Il faudra attendre la fin des années 80 pour voir les ordinateurs prendre la relève. Mais quoi qu’il en soit un trait permanent restera : l’acte de subvertir. « Passant entre autres, par l’humour, le détournement d’images de la culture populaire, la construction d’un graphisme subversif opère comme un vecteur de renforcement communautaire et de célébration de la différence », souligne-t-on encore du côté du musée.

Chose plutôt amsuante : dans les années 1980 et 1990, les symboles nationaux belges – drapeau tricolore, famille royale… – seront également utilisés.

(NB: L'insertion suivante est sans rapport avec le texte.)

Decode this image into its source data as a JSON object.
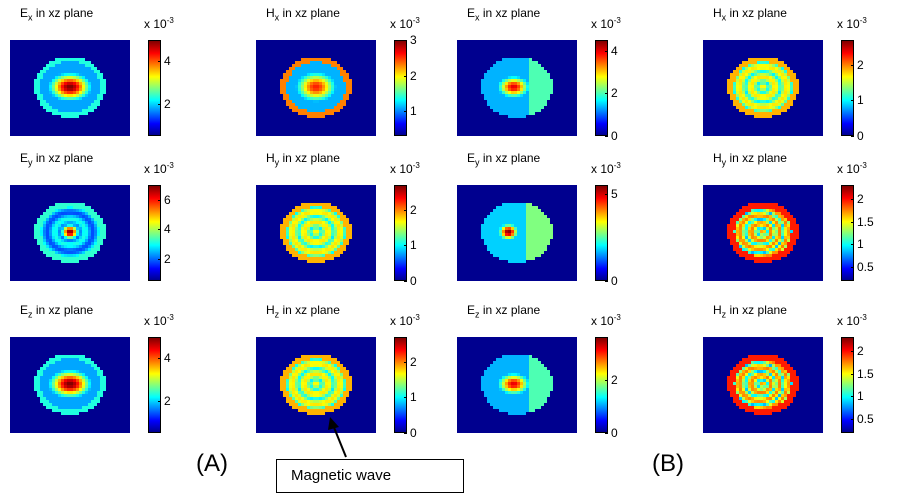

Plus tard, au début de ce millénaire, le questionnement sur la binarité des genres renforcera encore l’audace de la créativité, le graphisme étant alors chargé de brouiller davantage les frontières

Une évolution du design graphique pleine de subtilités et d’anecdotes qui se découvre donc au pied de l’Atomium actuellement Aujourd’hui, les musées ont le potentiel, sinon la mission, d’être des espaces engagés qui reflètent les différentes communautés et la diversité qui nous entoure. De la sorte, ils peuvent agir comme des agents de changements positifs », concluent Aranaud Bozzini, le directeur du musée, et Zoubida Jellab, présidente de l’asbl Atomium.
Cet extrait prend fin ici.